Wednesday St. Louis Fed president Alberto Musalem said he is more worried that inflation will stall beyond the central bank’s 2% long-term annual target than he is certain inflation resulting from higher tariffs on imports to the U.S. would be fully temporary.
Speaking to Paducah, Ky., business leaders, Musalem said tariffs have direct and indirect inflationary effects.
For example, the St. Louis Fed staff projects that the announced tariffs might raise inflation by as much as 1.2 percentage points. One-time direct effect is calculated to be roughly half a percent point. The indirect impacts are calculated to be seven-tenths of a percentage point.
Musalem said it could be reasonable for the Fed to “lean against” the indirect consequences while neglecting the direct impact of rising tariffs on the price level.
It will be difficult, he pointed out, to separate the impacts.
“I would be cautious of assuming that the impact of tariff increases on inflation will be entirely temporary, or that a full look-through strategy will inevitably be appropriate,” he remarked.

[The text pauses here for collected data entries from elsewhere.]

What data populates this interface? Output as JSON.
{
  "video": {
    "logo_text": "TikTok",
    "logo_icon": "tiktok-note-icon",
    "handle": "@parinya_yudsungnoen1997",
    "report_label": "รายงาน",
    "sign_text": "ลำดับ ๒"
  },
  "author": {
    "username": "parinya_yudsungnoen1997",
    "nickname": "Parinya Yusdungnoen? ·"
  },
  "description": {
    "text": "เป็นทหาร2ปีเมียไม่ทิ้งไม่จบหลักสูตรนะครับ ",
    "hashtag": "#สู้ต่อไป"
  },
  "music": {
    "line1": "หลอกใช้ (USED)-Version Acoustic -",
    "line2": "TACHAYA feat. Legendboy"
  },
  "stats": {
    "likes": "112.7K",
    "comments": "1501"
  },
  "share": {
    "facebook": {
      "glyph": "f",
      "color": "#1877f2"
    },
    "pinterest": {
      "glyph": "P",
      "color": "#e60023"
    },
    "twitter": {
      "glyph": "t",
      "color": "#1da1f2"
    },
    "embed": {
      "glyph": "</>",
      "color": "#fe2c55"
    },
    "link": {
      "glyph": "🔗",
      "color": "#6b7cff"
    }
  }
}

Jerome Powell, the Fed chair, made headlines last week when he said that the impact of tariffs on inflation would be transient – a term whose use came back to haunt then-Treasury Secretary Janet Yellen, who preceded Powell as Fed chair, and other members of the Biden administration when the period of high inflation proved more long-term.
From the archives (November 2024): JPMorgan strategist advises Janet Yellen to have embraced Alexander Hamilton’s economic model.
Also see (January 2025): Yellen claims U.S. could have maintained inflation steady – if it threw up to 15 million people out of job.
“I wish he had used a different word,” Nationwide chief economist Kathy Bostijancic said in an interview.
Powell himself had used the “transitory,” or temporary, accurate portrayal of the U.S.’s inflation picture, as it turned out, during Trump’s first White House term before joining those mistakenly projecting that pandemic-era inflation would be tamped down without an aggressive campaign of interest-rate increases, instead of hitting, as it did, a multidecade high in 2022.
Particularly if the tariffs are implemented over an extended period of time, Bostijancic said it will be difficult for the Fed to estimate their inflationary impact.
See: Powell calls tariff-generated inflation “transitory.”
She predicted the Fed will do less than the three cuts anticipated by financial markets and won’t be able to lower rates until the fourth quarter.
Musalem said the Fed has to be ready to hike interest rates should second-round effects show up or if consumers and companies begin to expect further inflation.
Recent polls show, Musalem noted, more companies want to increase prices in the next months or have already done.
Businesses in the Federal Reserve Bank of St. Louis’s area—which includes portions of Missouri, Illinois, Indiana, Kentucky, Tennessee, Arkansas and Mississippi—have indicated that they anticipate passing more materials prices on to their consumers, he added.